# Irish Championship 2016



## CiaranBeahan (Apr 7, 2016)

considering the success of last years comp, we've decided to organise another one

The Irish Championship 2016 will take place on June 25th-26th
The venue will be the exact same as last years, Lucan Community College in Lucan, Dublin

events, schedule, accommodation, travel and registration can all be found on the website
https://ircc2016.wordpress.com/

you can register here https://www.worldcubeassociation.org/competitions/IrishChampionship2016


----------



## Tyler Comfy Hat (Apr 7, 2016)

Groovy. There's a possibility I'll be coming to this, which would make it my first comp outside the UK.


----------



## UAmikey (Apr 9, 2016)

Awesome. It was great last time I went, can't wait to go again!


----------



## Mollerz (Apr 19, 2016)

It's official.

Register here
Website here


----------



## newtonbase (Apr 20, 2016)

I've never been to Ireland but it's not going to be easy to persuade Mrs Base that this is a good idea.

Any tips?


----------



## mark49152 (Apr 21, 2016)

newtonbase said:


> I've never been to Ireland but it's not going to be easy to persuade Mrs Base that this is a good idea.
> 
> Any tips?



Bribery?

Important travel question: if we vote ourselves out of the EU two days before the comp, will we need visas to get into Ireland?


----------



## Tyler Comfy Hat (Apr 21, 2016)

mark49152 said:


> Bribery?
> 
> Important travel question: if we vote ourselves out of the EU two days before the comp, will we need visas to get into Ireland?

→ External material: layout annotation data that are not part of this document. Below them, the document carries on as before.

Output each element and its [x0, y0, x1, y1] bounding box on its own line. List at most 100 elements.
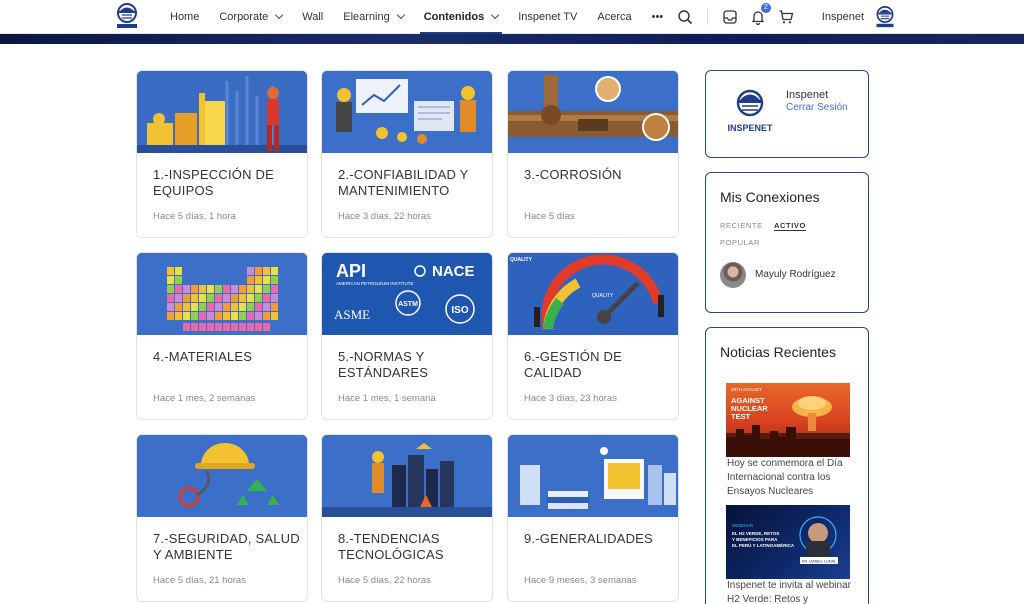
- category-card[interactable]: QUALITY QUALITY 6.-Gestión de Calidad Hac…: [507, 252, 679, 420]
- category-card[interactable]: API AMERICAN PETROLEUM INSTITUTE NACE AS…: [321, 252, 493, 420]
- card-timestamp: Hace 5 días, 1 hora: [153, 211, 236, 222]
- svg-text:QUALITY: QUALITY: [592, 293, 614, 299]
- category-card[interactable]: 1.-Inspección de equipos Hace 5 días, 1 h…: [136, 70, 308, 238]
- tab-reciente[interactable]: RECIENTE: [720, 221, 763, 230]
- news-title: Noticias Recientes: [720, 344, 836, 360]
- svg-text:NACE: NACE: [432, 263, 475, 280]
- nav-item-0[interactable]: Home: [160, 0, 209, 34]
- nav-item-5[interactable]: Inspenet TV: [508, 0, 587, 34]
- card-title[interactable]: 6.-Gestión de Calidad: [524, 349, 674, 381]
- svg-text:ASTM: ASTM: [398, 301, 418, 308]
- nav-user-name[interactable]: Inspenet: [822, 11, 864, 23]
- svg-text:QUALITY: QUALITY: [510, 257, 533, 263]
- tab-popular[interactable]: POPULAR: [720, 238, 760, 247]
- news-headline[interactable]: Inspenet te invita al webinar H2 Verde: …: [727, 579, 853, 604]
- news-image-heading: WEBINAR: [732, 523, 754, 528]
- card-image-standards-logos[interactable]: API AMERICAN PETROLEUM INSTITUTE NACE AS…: [322, 253, 492, 335]
- nav-item-6[interactable]: Acerca: [587, 0, 641, 34]
- chevron-down-icon: [490, 10, 500, 20]
- nav-item-2[interactable]: Wall: [292, 0, 333, 34]
- nav-item-3[interactable]: Elearning: [333, 0, 413, 34]
- news-image-line: Y BENEFICIOS PARA: [732, 537, 778, 542]
- nav-item-4[interactable]: Contenidos: [414, 0, 509, 34]
- card-timestamp: Hace 5 días, 22 horas: [338, 575, 431, 586]
- card-title[interactable]: 3.-Corrosión: [524, 167, 674, 183]
- inspenet-profile-logo-icon: INSPENET: [726, 87, 774, 135]
- nav-item-label: Acerca: [597, 11, 632, 23]
- card-image-helmet-recycle[interactable]: [137, 435, 307, 517]
- tab-activo[interactable]: ACTIVO: [774, 221, 806, 231]
- nav-item-label: Inspenet TV: [518, 11, 578, 23]
- chevron-down-icon: [396, 10, 405, 20]
- inspenet-logo-icon[interactable]: [114, 2, 140, 30]
- card-image-engineers-maintenance[interactable]: [322, 71, 492, 153]
- svg-text:ISO: ISO: [451, 305, 468, 316]
- nav-item-label: Home: [170, 11, 200, 23]
- news-image-line: EL PERÚ Y LATINOAMÉRICA: [732, 541, 795, 548]
- news-headline[interactable]: Hoy se conmemora el Día Internacional co…: [727, 457, 853, 499]
- card-title[interactable]: 1.-Inspección de equipos: [153, 167, 303, 199]
- notification-bell-icon[interactable]: 2: [750, 3, 771, 26]
- category-card[interactable]: 2.-Confiabilidad y Mantenimiento Hace 3 d…: [321, 70, 493, 238]
- card-image-industrial-plant-inspector[interactable]: [137, 71, 307, 153]
- profile-panel: INSPENET Inspenet Cerrar Sesión: [705, 70, 869, 158]
- card-image-tech-city[interactable]: [322, 435, 492, 517]
- card-timestamp: Hace 3 días, 23 horas: [524, 393, 617, 404]
- category-card[interactable]: 9.-Generalidades Hace 9 meses, 3 semanas: [507, 434, 679, 602]
- nav-item-label: Corporate: [219, 11, 269, 23]
- profile-logo-label: INSPENET: [727, 123, 773, 133]
- nav-item-1[interactable]: Corporate: [209, 0, 292, 34]
- card-timestamp: Hace 1 mes, 1 semana: [338, 393, 436, 404]
- card-image-periodic-table[interactable]: [137, 253, 307, 335]
- nav-actions: 2 Inspenet: [671, 0, 1024, 34]
- news-image-line: EL H2 VERDE, RETOS: [732, 531, 779, 536]
- news-image-nuclear-test[interactable]: 29TH AUGUST AGAINST NUCLEAR TEST: [726, 383, 850, 457]
- cart-icon[interactable]: [778, 9, 794, 25]
- header-banner: [0, 34, 1024, 44]
- card-title[interactable]: 2.-Confiabilidad y Mantenimiento: [338, 167, 488, 199]
- recent-news-panel: Noticias Recientes 29TH AUGUST AGAINST N…: [705, 327, 869, 604]
- card-title[interactable]: 5.-Normas y Estándares: [338, 349, 488, 381]
- connections-panel: Mis Conexiones RECIENTE ACTIVO POPULAR M…: [705, 172, 869, 313]
- card-timestamp: Hace 5 días, 21 horas: [153, 575, 246, 586]
- category-card[interactable]: 8.-Tendencias Tecnológicas Hace 5 días, 2…: [321, 434, 493, 602]
- top-navbar: Home Corporate Wall Elearning Contenidos Insp…: [0, 0, 1024, 34]
- card-title[interactable]: 9.-Generalidades: [524, 531, 674, 547]
- card-timestamp: Hace 3 días, 22 horas: [338, 211, 431, 222]
- logout-link[interactable]: Cerrar Sesión: [786, 102, 848, 113]
- card-image-city-books[interactable]: [508, 435, 678, 517]
- user-avatar-logo-icon[interactable]: [874, 4, 896, 30]
- category-card[interactable]: 7.-Seguridad, Salud y Ambiente Hace 5 día…: [136, 434, 308, 602]
- nav-item-label: Elearning: [343, 11, 390, 23]
- card-timestamp: Hace 9 meses, 3 semanas: [524, 575, 637, 586]
- nav-item-label: •••: [651, 11, 664, 23]
- category-card[interactable]: 4.-Materiales Hace 1 mes, 2 semanas: [136, 252, 308, 420]
- news-image-line: TEST: [731, 412, 751, 421]
- nav-item-7[interactable]: •••: [642, 0, 674, 34]
- profile-name: Inspenet: [786, 89, 829, 101]
- svg-text:AMERICAN PETROLEUM INSTITUTE: AMERICAN PETROLEUM INSTITUTE: [336, 281, 414, 286]
- nav-item-label: Contenidos: [423, 11, 485, 23]
- svg-text:API: API: [336, 261, 366, 281]
- category-card[interactable]: 3.-Corrosión Hace 5 días: [507, 70, 679, 238]
- main-menu: Home Corporate Wall Elearning Contenidos Insp…: [160, 0, 673, 34]
- notification-count-badge: 2: [760, 3, 771, 13]
- card-title[interactable]: 4.-Materiales: [153, 349, 303, 365]
- search-icon[interactable]: [677, 9, 693, 25]
- card-timestamp: Hace 5 días: [524, 211, 575, 222]
- inbox-icon[interactable]: [722, 9, 738, 25]
- card-title[interactable]: 7.-Seguridad, Salud y Ambiente: [153, 531, 303, 563]
- avatar: [720, 262, 746, 288]
- card-image-corroded-pipes[interactable]: [508, 71, 678, 153]
- chevron-down-icon: [275, 10, 284, 20]
- connection-member-name: Mayuly Rodríguez: [755, 269, 836, 280]
- webinar-speaker: DR. DANIEL LUNAL: [802, 560, 836, 564]
- nav-divider: [706, 9, 708, 25]
- card-title[interactable]: 8.-Tendencias Tecnológicas: [338, 531, 488, 563]
- connection-member[interactable]: Mayuly Rodríguez: [720, 261, 860, 289]
- news-image-webinar[interactable]: DR. DANIEL LUNAL WEBINAR EL H2 VERDE, RE…: [726, 505, 850, 579]
- svg-text:ASME: ASME: [334, 307, 370, 322]
- connections-title: Mis Conexiones: [720, 189, 820, 205]
- nav-item-label: Wall: [302, 11, 324, 23]
- card-image-quality-gauge[interactable]: QUALITY QUALITY: [508, 253, 678, 335]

Most likely not. I'd wager that there'd be a little wait or transitional period before Visas are required, considering the uncertainty over the referendum's outcome. I mean I'd imagine it would cause a lot of commotion among those who regularly travel between the UK and Ireland for business reasons and whatnot- if they make Visas required the moment the outcome is announced.

...But I could be 100% wrong about this...

I don't think it'll matter to me, since I'm considering spending the whole week in Ireland as a little holiday for myself, so I'll be in the country before the votes are counted.


----------



## Ollie (Apr 21, 2016)

Registered  And yay, more events this year!


----------



## mark49152 (Apr 21, 2016)

@Tyler Comfy Hat, you missed the smiley! No doubt there will be a transitional period before our collapsed currency is replaced by the dollar and civil war subsides, too.

.....


----------



## Hssandwich (Apr 21, 2016)

Ollie said:


> Registered  And yay, more events this year!


You need to get 4BLD WR this year to keep the tradition


----------



## Ollie (Apr 21, 2016)

Hssandwich said:


> You need to get 4BLD WR this year to keep the tradition


... Or you could?


----------



## ronaldm (Apr 21, 2016)

I really have to look at how expensive flights and all will be, but would be great to be there 

-edit- Oh, and obvs have to check to get the days off of work and all, flights are still under a 100quid, so that ain't too bad


----------



## newtonbase (Apr 21, 2016)

Ollie said:


> Registered  And yay, more events this year!


There's no schedule on the comp site. Do you have it?


----------



## Pitzu (Apr 22, 2016)

Hi Guys,
do you know anything about format & time limits of blind events? I'm thinking of going.


----------



## newtonbase (Apr 22, 2016)

Can't get permission to go I'm afraid. Maybe next year.


----------



## Oisin (May 8, 2016)

Yes I'm registered can't wait. I actually got a gopro don't know why but it'll be fun


----------



## Tyler Comfy Hat (May 15, 2016)

Everything booked to go on my end. Can't wait to meet a bunch of Irish Cubers! See you all there.


----------



## Sidster (Jun 24, 2016)

Any meet up plans for tonight?


----------



## ~Adam~ (Jun 24, 2016)

Courtney's


----------



## Tyler Comfy Hat (Jun 27, 2016)

Had a lovely time. First non-UK comp, and didn't disappoint.

Thanks for organsing Ciaran!


----------



## CiaranBeahan (Jun 28, 2016)

Tyler Comfy Hat said:


> Had a lovely time. First non-UK comp, and didn't disappoint.
> 
> Thanks for organsing Ciaran!


No problem Tyler glad you enjoyed it


----------